# So Cal Rat Rod Ride Sat. Mar 11 HB Pier



## jwm (Feb 2, 2012)

From a discussion on the Rat Rod Bikes forum comes:

The So Cal Rat Rod Ride.

Bring out your riders, your rust, your Frankenbikes, customs, and cruisers. 
Totally like, run what ya' brung, bro

OK, How's this? Since the classic/vintage rides are on Sunday, we're going to  shoot for high noon on the Second Saturday of the month, and try March 11 as a kick-off. 

That's 12:00 PM Saturday, March 11 at Huntington Beach Pier.


Meet up in the parking lot on the north side of the pier.

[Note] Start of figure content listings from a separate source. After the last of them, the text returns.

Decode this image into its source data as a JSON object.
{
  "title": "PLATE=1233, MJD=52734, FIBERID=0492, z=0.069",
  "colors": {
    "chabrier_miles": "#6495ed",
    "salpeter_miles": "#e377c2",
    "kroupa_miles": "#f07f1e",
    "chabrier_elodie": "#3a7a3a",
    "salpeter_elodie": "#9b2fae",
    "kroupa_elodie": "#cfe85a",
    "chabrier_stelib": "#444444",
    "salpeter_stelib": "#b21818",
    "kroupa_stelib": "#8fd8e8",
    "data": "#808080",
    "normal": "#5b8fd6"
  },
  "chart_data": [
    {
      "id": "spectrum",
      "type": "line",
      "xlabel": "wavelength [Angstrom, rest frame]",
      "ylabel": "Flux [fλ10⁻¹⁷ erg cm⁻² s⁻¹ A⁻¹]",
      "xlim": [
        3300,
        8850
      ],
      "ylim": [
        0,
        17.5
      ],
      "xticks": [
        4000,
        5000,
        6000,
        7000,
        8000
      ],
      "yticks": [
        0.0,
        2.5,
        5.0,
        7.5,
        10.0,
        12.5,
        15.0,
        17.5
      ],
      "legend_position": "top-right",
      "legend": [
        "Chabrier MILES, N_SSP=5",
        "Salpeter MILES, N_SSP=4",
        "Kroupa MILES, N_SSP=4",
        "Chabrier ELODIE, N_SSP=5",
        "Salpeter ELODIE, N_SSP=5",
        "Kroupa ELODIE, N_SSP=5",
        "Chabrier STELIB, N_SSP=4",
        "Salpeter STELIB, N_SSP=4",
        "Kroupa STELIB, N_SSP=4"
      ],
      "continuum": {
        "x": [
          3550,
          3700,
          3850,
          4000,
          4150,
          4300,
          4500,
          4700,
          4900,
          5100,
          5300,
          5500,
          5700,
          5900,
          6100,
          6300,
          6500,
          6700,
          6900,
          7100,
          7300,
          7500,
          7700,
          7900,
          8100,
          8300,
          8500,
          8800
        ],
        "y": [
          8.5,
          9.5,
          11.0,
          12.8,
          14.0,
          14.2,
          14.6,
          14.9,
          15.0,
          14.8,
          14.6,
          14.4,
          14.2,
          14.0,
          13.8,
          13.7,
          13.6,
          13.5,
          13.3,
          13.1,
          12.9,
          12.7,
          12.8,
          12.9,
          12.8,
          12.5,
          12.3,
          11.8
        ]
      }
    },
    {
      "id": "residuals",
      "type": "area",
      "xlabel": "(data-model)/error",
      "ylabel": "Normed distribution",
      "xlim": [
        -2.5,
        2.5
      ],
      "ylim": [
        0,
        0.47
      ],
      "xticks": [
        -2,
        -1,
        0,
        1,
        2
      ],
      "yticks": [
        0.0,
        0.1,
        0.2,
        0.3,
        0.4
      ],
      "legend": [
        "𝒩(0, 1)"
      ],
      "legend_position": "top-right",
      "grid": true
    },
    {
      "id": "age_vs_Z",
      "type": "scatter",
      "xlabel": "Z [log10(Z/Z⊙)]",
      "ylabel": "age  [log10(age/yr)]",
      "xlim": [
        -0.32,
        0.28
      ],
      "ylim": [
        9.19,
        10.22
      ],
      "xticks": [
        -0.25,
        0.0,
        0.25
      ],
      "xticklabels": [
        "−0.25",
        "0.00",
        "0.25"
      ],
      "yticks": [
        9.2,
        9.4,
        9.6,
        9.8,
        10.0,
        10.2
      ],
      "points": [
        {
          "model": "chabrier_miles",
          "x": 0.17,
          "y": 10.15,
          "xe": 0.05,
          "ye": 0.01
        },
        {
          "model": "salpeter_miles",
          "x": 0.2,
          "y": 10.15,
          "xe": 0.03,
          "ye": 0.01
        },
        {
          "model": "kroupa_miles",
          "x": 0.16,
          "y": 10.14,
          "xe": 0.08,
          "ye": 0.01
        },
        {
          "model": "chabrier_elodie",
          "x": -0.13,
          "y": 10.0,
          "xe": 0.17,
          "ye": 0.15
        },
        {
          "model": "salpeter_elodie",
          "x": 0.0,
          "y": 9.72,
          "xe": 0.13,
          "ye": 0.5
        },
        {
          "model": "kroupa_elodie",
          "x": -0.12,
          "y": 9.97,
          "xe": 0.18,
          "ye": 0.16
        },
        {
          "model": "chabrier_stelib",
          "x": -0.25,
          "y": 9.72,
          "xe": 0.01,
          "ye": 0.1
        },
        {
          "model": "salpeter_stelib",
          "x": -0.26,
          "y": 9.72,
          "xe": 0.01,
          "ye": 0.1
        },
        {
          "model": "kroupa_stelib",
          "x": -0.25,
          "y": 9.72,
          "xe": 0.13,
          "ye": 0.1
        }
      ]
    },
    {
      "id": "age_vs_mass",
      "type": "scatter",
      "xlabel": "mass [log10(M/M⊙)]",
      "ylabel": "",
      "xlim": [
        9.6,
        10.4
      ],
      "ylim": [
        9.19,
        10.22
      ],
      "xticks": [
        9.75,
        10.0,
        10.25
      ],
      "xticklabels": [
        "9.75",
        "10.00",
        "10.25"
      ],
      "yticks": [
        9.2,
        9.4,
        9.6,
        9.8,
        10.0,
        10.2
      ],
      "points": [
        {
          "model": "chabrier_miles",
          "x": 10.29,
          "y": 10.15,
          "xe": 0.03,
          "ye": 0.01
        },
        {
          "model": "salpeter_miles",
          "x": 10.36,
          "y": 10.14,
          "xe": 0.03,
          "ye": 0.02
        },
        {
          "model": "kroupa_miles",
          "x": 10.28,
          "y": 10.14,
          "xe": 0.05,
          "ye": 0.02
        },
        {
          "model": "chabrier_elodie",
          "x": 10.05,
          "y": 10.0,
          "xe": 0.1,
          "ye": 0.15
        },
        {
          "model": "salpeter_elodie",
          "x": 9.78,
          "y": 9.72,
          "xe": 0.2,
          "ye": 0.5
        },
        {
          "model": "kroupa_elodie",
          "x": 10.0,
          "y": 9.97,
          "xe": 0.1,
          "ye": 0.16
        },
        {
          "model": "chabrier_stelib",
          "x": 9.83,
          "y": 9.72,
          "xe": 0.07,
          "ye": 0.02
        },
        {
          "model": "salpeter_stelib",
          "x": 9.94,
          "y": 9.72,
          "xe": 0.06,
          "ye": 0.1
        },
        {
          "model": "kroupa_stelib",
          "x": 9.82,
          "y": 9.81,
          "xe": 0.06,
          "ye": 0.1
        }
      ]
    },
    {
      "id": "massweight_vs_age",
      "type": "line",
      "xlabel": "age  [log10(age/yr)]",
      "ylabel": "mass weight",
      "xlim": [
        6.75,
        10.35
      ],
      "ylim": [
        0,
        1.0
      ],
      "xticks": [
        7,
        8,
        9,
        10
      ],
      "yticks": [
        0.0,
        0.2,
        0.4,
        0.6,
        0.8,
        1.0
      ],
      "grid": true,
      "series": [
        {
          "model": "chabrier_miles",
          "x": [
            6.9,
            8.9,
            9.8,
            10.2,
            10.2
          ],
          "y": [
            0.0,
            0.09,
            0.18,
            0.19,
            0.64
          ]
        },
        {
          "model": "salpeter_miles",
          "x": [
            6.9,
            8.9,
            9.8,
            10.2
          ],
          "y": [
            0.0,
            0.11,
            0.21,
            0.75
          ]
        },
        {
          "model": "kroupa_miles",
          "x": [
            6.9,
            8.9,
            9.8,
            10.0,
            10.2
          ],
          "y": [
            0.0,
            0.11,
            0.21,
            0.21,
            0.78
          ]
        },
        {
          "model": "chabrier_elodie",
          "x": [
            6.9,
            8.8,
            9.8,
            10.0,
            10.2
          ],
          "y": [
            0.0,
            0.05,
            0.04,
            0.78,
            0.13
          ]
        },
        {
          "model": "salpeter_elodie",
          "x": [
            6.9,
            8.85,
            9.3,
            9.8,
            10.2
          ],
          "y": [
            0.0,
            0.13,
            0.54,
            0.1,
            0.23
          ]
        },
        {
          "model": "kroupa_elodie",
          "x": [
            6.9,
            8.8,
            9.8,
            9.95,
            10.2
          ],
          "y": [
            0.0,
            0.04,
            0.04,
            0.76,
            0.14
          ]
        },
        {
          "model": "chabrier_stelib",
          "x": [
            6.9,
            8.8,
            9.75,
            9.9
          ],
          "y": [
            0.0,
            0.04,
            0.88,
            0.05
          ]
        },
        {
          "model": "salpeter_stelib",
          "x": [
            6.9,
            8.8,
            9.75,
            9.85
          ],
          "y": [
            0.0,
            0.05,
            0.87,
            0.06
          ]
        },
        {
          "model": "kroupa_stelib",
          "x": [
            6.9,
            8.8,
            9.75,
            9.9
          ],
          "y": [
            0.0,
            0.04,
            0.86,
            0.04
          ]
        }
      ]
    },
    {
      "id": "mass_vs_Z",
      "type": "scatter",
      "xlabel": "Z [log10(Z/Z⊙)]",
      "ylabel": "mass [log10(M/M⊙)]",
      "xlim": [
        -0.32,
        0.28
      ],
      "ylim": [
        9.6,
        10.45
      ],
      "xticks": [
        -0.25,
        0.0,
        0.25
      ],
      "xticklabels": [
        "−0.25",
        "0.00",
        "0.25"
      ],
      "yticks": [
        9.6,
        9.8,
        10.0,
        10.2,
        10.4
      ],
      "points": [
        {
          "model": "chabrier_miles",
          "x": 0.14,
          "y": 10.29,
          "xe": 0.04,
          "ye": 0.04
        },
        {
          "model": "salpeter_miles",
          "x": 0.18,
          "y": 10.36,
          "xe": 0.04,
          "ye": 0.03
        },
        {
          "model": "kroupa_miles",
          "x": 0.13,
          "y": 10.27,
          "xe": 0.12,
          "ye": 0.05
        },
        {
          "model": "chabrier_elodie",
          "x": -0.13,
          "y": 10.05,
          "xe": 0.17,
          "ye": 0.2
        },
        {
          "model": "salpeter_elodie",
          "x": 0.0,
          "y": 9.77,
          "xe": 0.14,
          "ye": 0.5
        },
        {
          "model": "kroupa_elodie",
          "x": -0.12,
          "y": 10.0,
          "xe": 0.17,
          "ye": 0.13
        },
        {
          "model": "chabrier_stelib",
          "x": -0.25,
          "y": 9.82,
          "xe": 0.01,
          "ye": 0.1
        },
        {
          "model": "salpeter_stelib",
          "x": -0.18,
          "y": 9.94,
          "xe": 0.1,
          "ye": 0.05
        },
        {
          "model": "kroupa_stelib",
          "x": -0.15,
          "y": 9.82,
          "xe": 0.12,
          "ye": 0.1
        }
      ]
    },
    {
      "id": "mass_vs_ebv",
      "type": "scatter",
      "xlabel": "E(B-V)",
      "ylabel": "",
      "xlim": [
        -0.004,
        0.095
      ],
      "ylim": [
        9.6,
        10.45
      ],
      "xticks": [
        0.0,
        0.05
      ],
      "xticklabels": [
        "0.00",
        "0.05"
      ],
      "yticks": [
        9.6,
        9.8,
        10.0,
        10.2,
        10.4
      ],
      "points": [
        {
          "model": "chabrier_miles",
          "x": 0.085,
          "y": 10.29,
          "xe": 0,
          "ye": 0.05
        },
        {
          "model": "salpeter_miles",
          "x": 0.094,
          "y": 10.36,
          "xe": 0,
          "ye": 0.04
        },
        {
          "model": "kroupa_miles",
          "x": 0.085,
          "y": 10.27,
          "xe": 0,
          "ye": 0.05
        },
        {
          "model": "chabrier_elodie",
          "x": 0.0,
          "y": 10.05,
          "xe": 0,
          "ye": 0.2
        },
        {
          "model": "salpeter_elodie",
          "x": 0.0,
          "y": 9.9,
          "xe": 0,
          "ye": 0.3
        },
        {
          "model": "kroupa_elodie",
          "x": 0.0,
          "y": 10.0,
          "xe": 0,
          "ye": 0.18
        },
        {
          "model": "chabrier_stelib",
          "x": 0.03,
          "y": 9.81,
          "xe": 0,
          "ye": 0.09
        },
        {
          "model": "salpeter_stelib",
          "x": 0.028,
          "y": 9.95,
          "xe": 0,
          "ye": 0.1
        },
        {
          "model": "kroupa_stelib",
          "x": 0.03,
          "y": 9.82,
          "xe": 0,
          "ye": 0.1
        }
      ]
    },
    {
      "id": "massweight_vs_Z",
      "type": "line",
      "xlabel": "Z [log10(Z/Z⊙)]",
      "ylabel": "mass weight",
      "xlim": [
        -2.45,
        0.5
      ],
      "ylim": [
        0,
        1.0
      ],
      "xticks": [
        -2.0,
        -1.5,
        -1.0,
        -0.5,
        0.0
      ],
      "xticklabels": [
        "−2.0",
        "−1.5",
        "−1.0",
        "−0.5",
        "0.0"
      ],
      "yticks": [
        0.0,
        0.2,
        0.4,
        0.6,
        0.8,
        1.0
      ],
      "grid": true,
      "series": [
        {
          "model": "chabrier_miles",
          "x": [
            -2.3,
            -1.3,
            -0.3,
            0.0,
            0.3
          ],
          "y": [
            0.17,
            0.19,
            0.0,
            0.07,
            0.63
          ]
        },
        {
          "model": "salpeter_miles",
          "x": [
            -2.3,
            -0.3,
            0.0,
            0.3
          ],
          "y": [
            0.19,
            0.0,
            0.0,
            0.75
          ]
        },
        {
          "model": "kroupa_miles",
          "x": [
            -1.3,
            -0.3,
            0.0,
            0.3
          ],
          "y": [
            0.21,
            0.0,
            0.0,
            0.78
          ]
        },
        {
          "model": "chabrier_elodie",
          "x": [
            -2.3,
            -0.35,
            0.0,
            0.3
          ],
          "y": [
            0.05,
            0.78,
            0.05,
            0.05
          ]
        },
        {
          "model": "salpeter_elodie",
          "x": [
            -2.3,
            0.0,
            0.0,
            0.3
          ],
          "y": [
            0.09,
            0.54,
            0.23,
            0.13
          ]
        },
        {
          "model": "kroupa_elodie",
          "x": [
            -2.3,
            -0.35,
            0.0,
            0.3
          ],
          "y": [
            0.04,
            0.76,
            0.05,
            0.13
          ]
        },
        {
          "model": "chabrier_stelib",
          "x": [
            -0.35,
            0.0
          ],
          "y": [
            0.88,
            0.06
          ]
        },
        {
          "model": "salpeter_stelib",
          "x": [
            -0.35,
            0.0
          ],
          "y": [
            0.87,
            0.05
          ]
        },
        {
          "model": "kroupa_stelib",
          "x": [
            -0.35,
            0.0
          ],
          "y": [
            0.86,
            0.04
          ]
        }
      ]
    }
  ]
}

We'll cruise down toward the Dog Beach, which is a little past Golden West, turn around at the wetlands jetty (or, keep going if we feel like it) and come back up for food on Main Street.

JWM


----------



## jwm (Feb 22, 2012)

*Update, and correction 3-10-12*

Saturday is March 10, not March 11.:o

Rat Rod ride
Saturday, March 10, 2012
12:00 Noon, Huntington Beach Pier

meet in parking lot on the north side.

JWM


----------



## jwm (Mar 5, 2012)

Bumping the thread:

Rat Rod ride
Saturday, March 10, 2012
12:00 Noon, Huntington Beach Pier

Meet up in the parking lot, north side around 11:00 am. We'll leave at 12:00 noon. Tentative destination- Newport pier, and back.

JWM


----------



## jwm (Mar 8, 2012)

It's this Saturday!
Look for the official sign:




Meet up parking lot North side of Huntington Per around 11:00am. Ride leaves about noon.

JWM


----------



## jedn2 (Mar 20, 2012)

any pictures ?


----------